Clin Mol Hepatol. 2023 Feb;29(Suppl):S286-S301. doi: 10.3350/cmh.2022.0392. Epub 2022 Dec 28.
Non-alcoholic fatty liver disease (NAFLD) is currently the fastest growing indication to liver transplantation (LT) in Western Countries, both for end stage liver disease and hepatocellular carcinoma. NAFLD/non-alcoholic steatohepatitis (NASH) is often expression of a systemic metabolic syndrome; therefore, NAFLD/NASH patients require a multidisciplinary approach for a proper pre-surgical evaluation, which is important to achieve a post-transplant outcome comparable to that of other indications to LT. NAFLD/NASH patients are also at higher risk of post-transplant cardiovascular events, diabetes, dyslipidemia, obesity, renal impairment and recurrent NASH. Lifestyle modifications, included diet and physical activity, are key to improve survival and quality of life after transplantation. A tailored immunosuppressive regimen may be proposed in selected patients. Development of new drugs for the treatment of recurrent NASH is awaited.

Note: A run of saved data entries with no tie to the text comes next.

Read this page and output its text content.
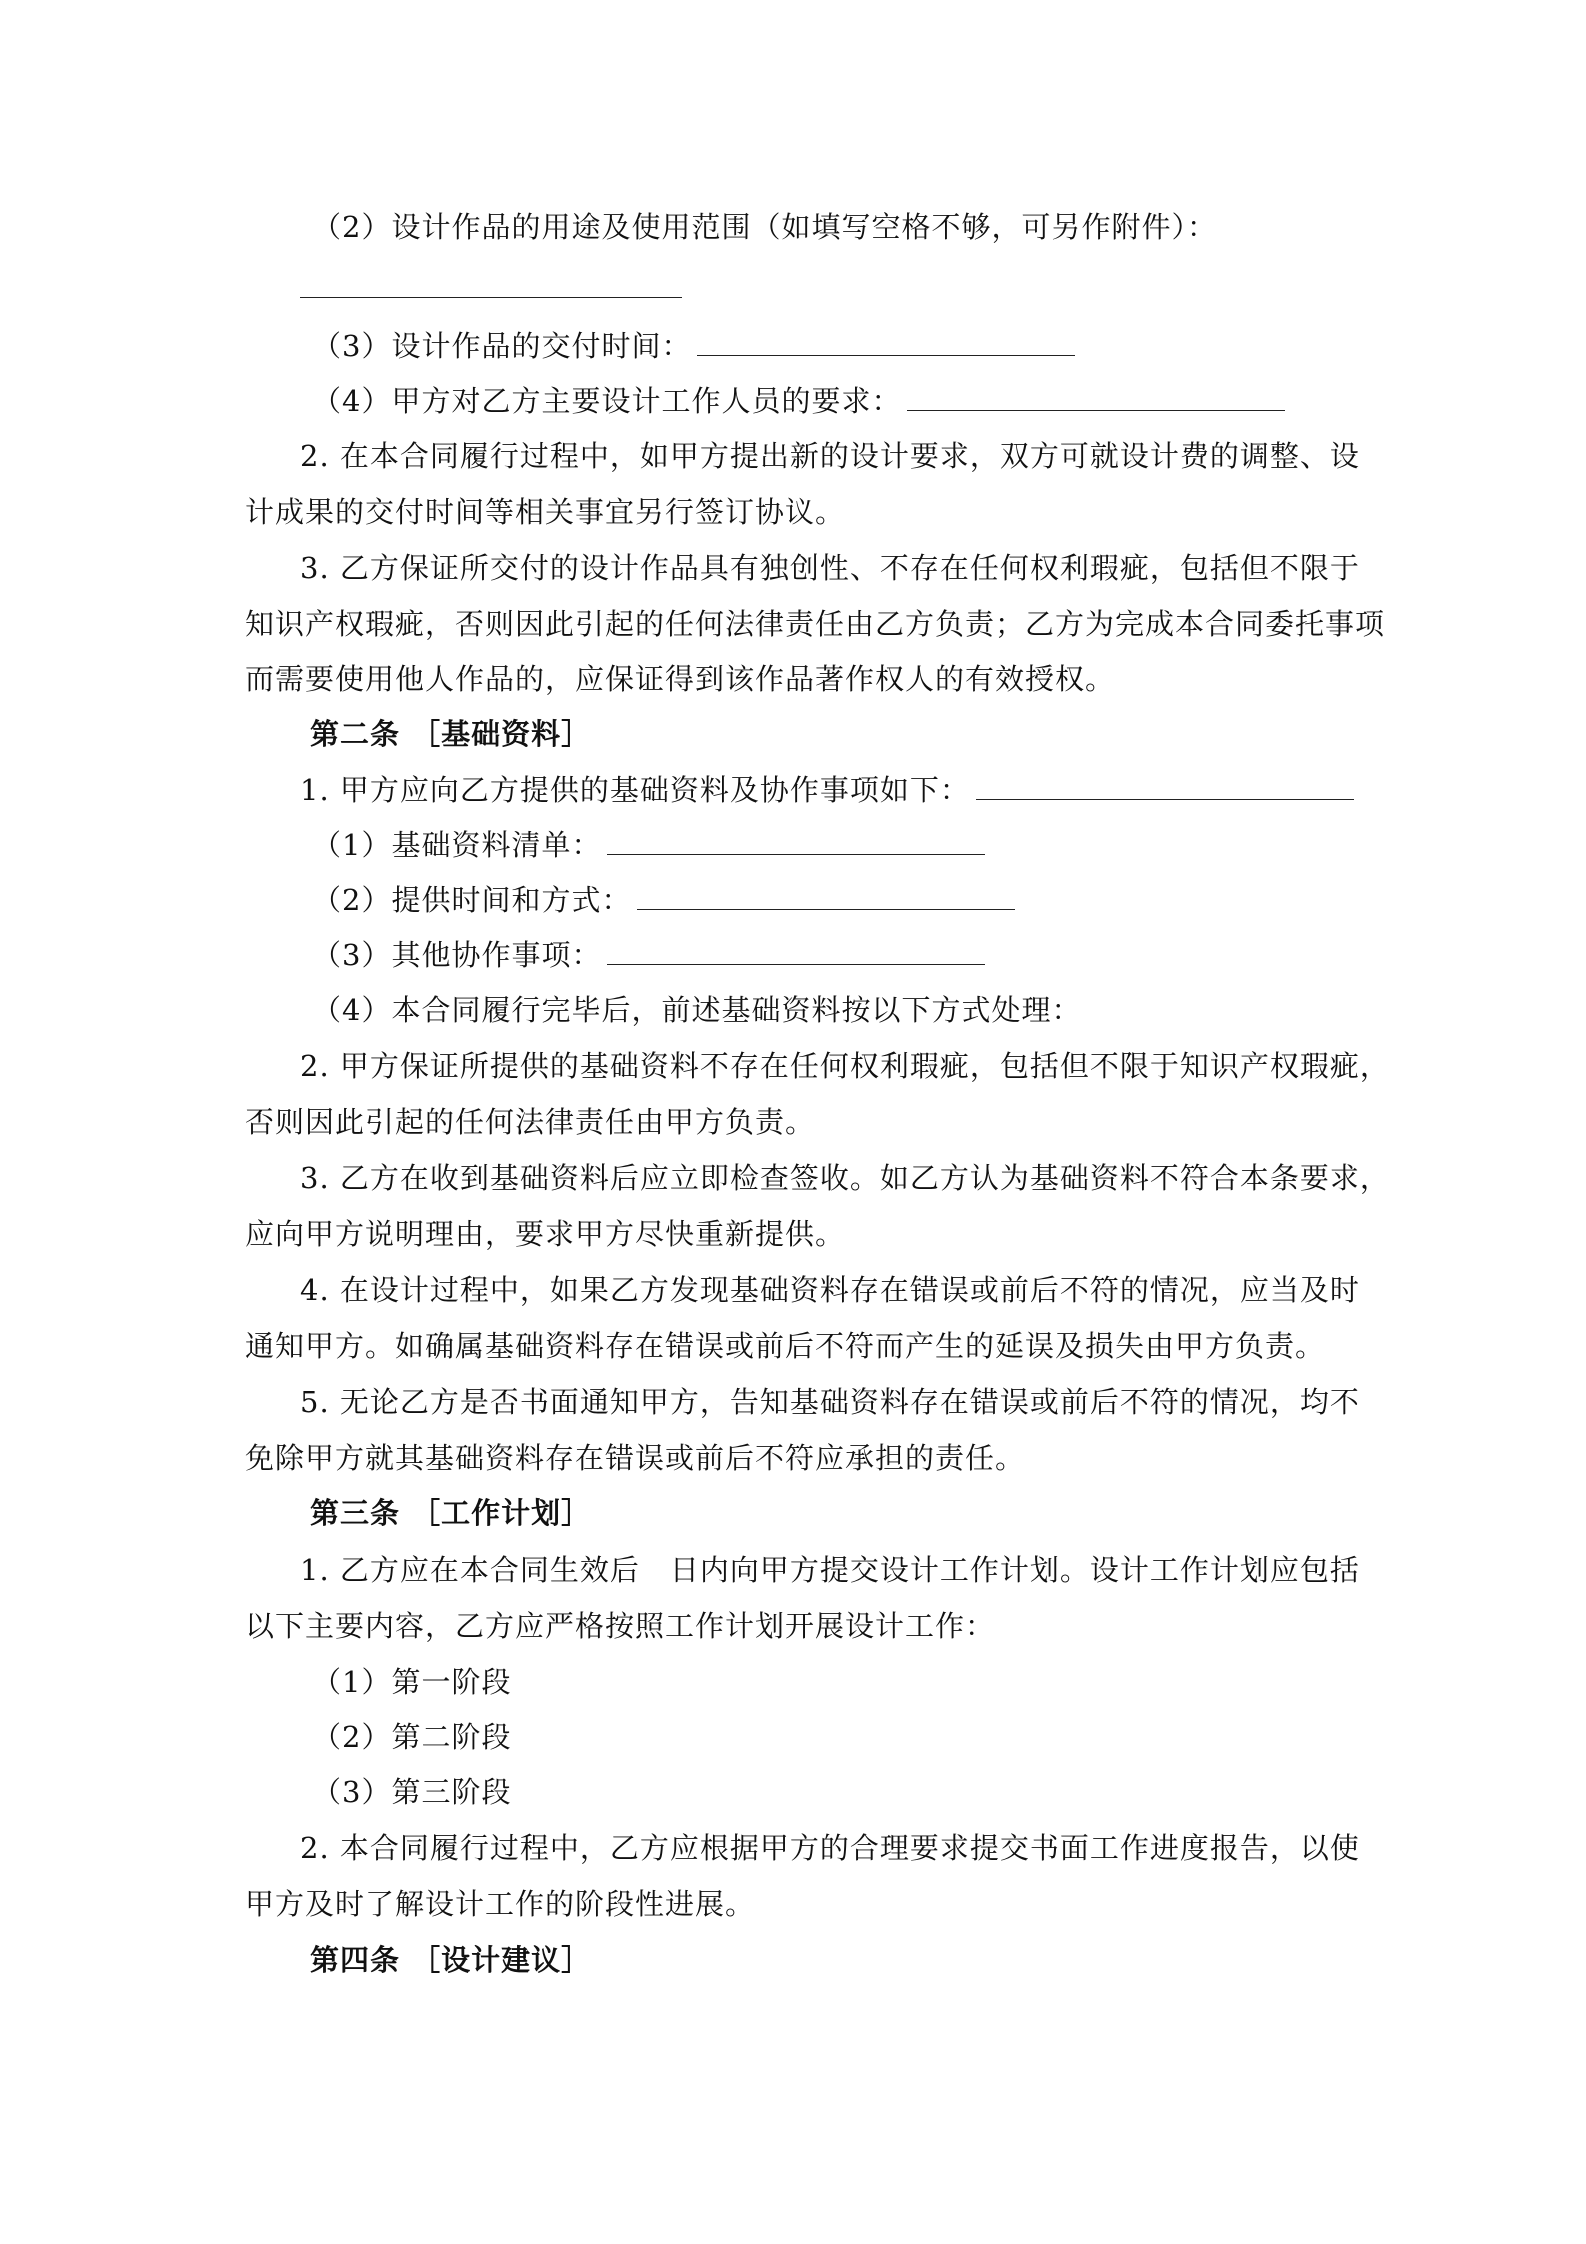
（2）设计作品的用途及使用范围（如填写空格不够，可另作附件）：
（3）设计作品的交付时间：
（4）甲方对乙方主要设计工作人员的要求：
2. 在本合同履行过程中，如甲方提出新的设计要求，双方可就设计费的调整、设
计成果的交付时间等相关事宜另行签订协议。
3. 乙方保证所交付的设计作品具有独创性、不存在任何权利瑕疵，包括但不限于
知识产权瑕疵，否则因此引起的任何法律责任由乙方负责；乙方为完成本合同委托事项
而需要使用他人作品的，应保证得到该作品著作权人的有效授权。
第二条 ［基础资料］
1. 甲方应向乙方提供的基础资料及协作事项如下：
（1）基础资料清单：
（2）提供时间和方式：
（3）其他协作事项：
（4）本合同履行完毕后，前述基础资料按以下方式处理：
2. 甲方保证所提供的基础资料不存在任何权利瑕疵，包括但不限于知识产权瑕疵，
否则因此引起的任何法律责任由甲方负责。
3. 乙方在收到基础资料后应立即检查签收。如乙方认为基础资料不符合本条要求，
应向甲方说明理由，要求甲方尽快重新提供。
4. 在设计过程中，如果乙方发现基础资料存在错误或前后不符的情况，应当及时
通知甲方。如确属基础资料存在错误或前后不符而产生的延误及损失由甲方负责。
5. 无论乙方是否书面通知甲方，告知基础资料存在错误或前后不符的情况，均不
免除甲方就其基础资料存在错误或前后不符应承担的责任。
第三条 ［工作计划］
1. 乙方应在本合同生效后　日内向甲方提交设计工作计划。设计工作计划应包括
以下主要内容，乙方应严格按照工作计划开展设计工作：
（1）第一阶段
（2）第二阶段
（3）第三阶段
2. 本合同履行过程中，乙方应根据甲方的合理要求提交书面工作进度报告，以使
甲方及时了解设计工作的阶段性进展。
第四条 ［设计建议］
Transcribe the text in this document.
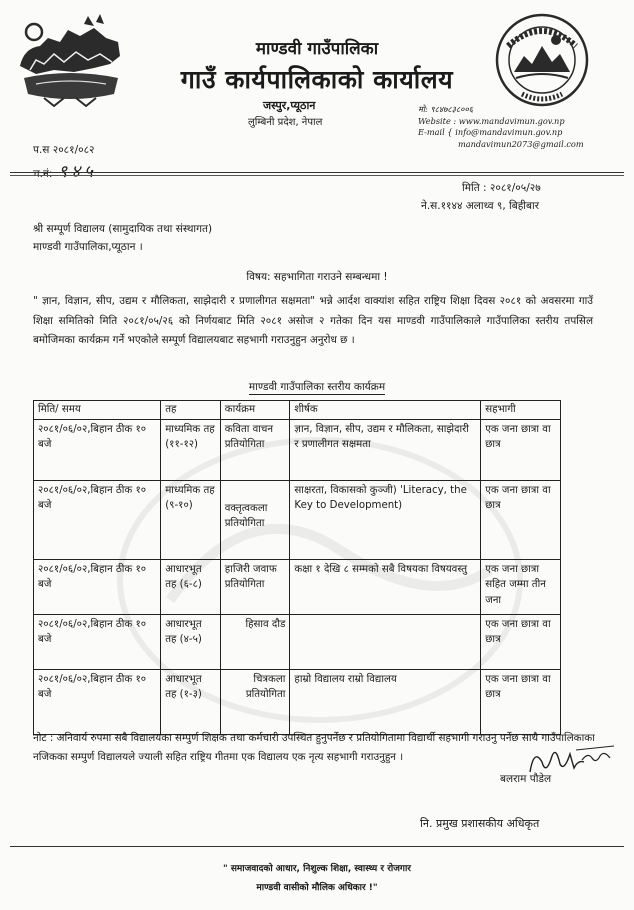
माण्डवी गाउँपालिका
गाउँ कार्यपालिकाको कार्यालय
जस्पुर,प्यूठान
लुम्बिनी प्रदेश, नेपाल
मो: ९८४७८३८००६
Website : www.mandavimun.gov.np
E-mail { info@mandavimun.gov.np
mandavimun2073@gmail.com
प.स २०८१/०८२
च.नं: ९४५
मिति : २०८१/०५/२७
ने.स.११४४ अलाथ्व ९, बिहीबार
श्री सम्पूर्ण विद्यालय (सामुदायिक तथा संस्थागत)
माण्डवी गाउँपालिका,प्यूठान ।
विषय: सहभागिता गराउने सम्बन्धमा !
" ज्ञान, विज्ञान, सीप, उद्यम र मौलिकता, साझेदारी र प्रणालीगत सक्षमता" भन्ने आर्दश वाक्यांश सहित राष्ट्रिय शिक्षा दिवस २०८१ को अवसरमा गाउँ शिक्षा समितिको मिति २०८१/०५/२६ को निर्णयबाट मिति २०८१ असोज २ गतेका दिन यस माण्डवी गाउँपालिकाले गाउँपालिका स्तरीय तपसिल बमोजिमका कार्यक्रम गर्ने भएकोले सम्पूर्ण विद्यालयबाट सहभागी गराउनुहुन अनुरोध छ ।
माण्डवी गाउँपालिका स्तरीय कार्यक्रम
मिति/ समय	तह	कार्यक्रम	शीर्षक	सहभागी
२०८१/०६/०२,बिहान ठीक १० बजे	माध्यमिक तह (११-१२)	कविता वाचन प्रतियोगिता	ज्ञान, विज्ञान, सीप, उद्यम र मौलिकता, साझेदारी र प्रणालीगत सक्षमता	एक जना छात्रा वा छात्र
२०८१/०६/०२,बिहान ठीक १० बजे	माध्यमिक तह (९-१०)	वक्तृत्वकला प्रतियोगिता	साक्षरता, विकासको कुञ्जी) 'Literacy, the Key to Development)	एक जना छात्रा वा छात्र
२०८१/०६/०२,बिहान ठीक १० बजे	आधारभूत तह (६-८)	हाजिरी जवाफ प्रतियोगिता	कक्षा १ देखि ८ सम्मको सबै विषयका विषयवस्तु	एक जना छात्रा सहित जम्मा तीन जना
२०८१/०६/०२,बिहान ठीक १० बजे	आधारभूत तह (४-५)	हिसाव दौड		एक जना छात्रा वा छात्र
२०८१/०६/०२,बिहान ठीक १० बजे	आधारभूत तह (१-३)	चित्रकला प्रतियोगिता	हाम्रो विद्यालय राम्रो विद्यालय	एक जना छात्रा वा छात्र
नोट : अनिवार्य रुपमा सबै विद्यालयका सम्पुर्ण शिक्षक तथा कर्मचारी उपस्थित हुनुपर्नेछ र प्रतियोगितामा विद्यार्थी सहभागी गराउनु पर्नेछ साथै गाउँपालिकाका नजिकका सम्पुर्ण विद्यालयले ज्याली सहित राष्ट्रिय गीतमा एक विद्यालय एक नृत्य सहभागी गराउनुहुन ।
बलराम पौडेल
नि. प्रमुख प्रशासकीय अधिकृत
" समाजवादको आधार, निशुल्क शिक्षा, स्वास्थ्य र रोजगार
माण्डवी वासीको मौलिक अधिकार !"
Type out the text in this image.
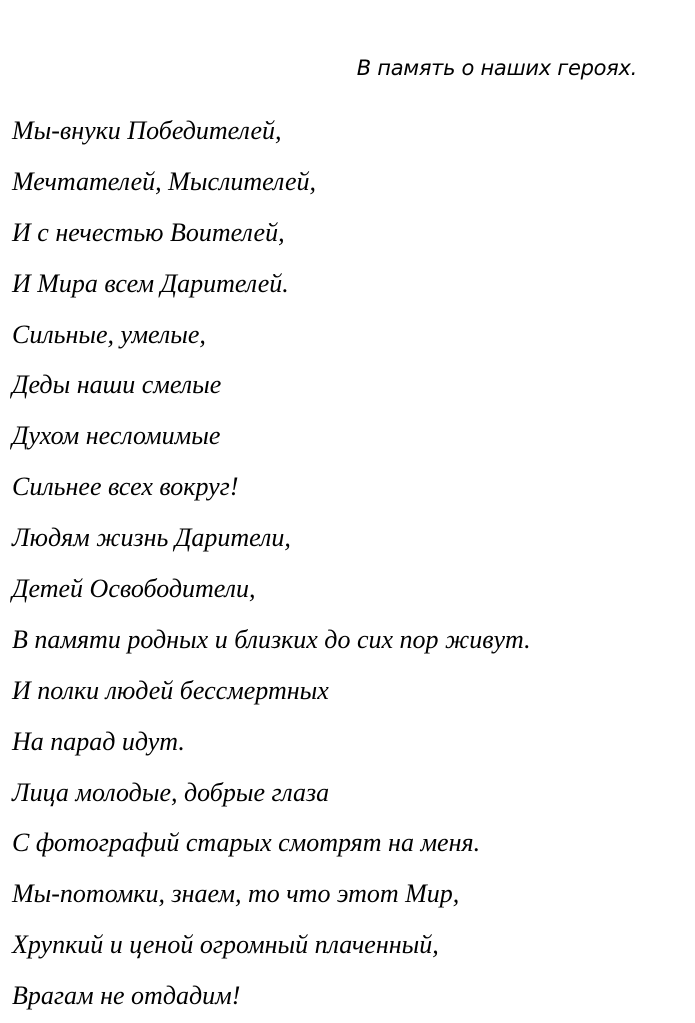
В память о наших героях.
Мы-внуки Победителей,
Мечтателей, Мыслителей,
И с нечестью Воителей,
И Мира всем Дарителей.
Сильные, умелые,
Деды наши смелые
Духом несломимые
Сильнее всех вокруг!
Людям жизнь Дарители,
Детей Освободители,
В памяти родных и близких до сих пор живут.
И полки людей бессмертных
На парад идут.
Лица молодые, добрые глаза
С фотографий старых смотрят на меня.
Мы-потомки, знаем, то что этот Мир,
Хрупкий и ценой огромный плаченный,
Врагам не отдадим!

非酒精性脂肪性肝病(NAFLD)目前是西方国家肝移植(LT)增长最快的适应证,无论是终末期肝病还是肝细胞癌。NAFLD/非酒精性脂肪性肝炎(NASH)通常是全身代谢综合征的表现;因此,NAFLD/NASH 患者需要多学科方法进行适当的术前评估,这对于实现与 LT 其他适应证相当的移植后结局非常重要。NAFLD/NASH 患者在移植后发生心血管事件、糖尿病、血脂异常、肥胖、肾功能损害和复发性 NASH 的风险也更高。生活方式的改变,包括饮食和体育活动,是改善移植后生存和生活质量的关键。在选定的患者中,可以提出量身定制的免疫抑制方案。期待新的药物来治疗复发性 NASH。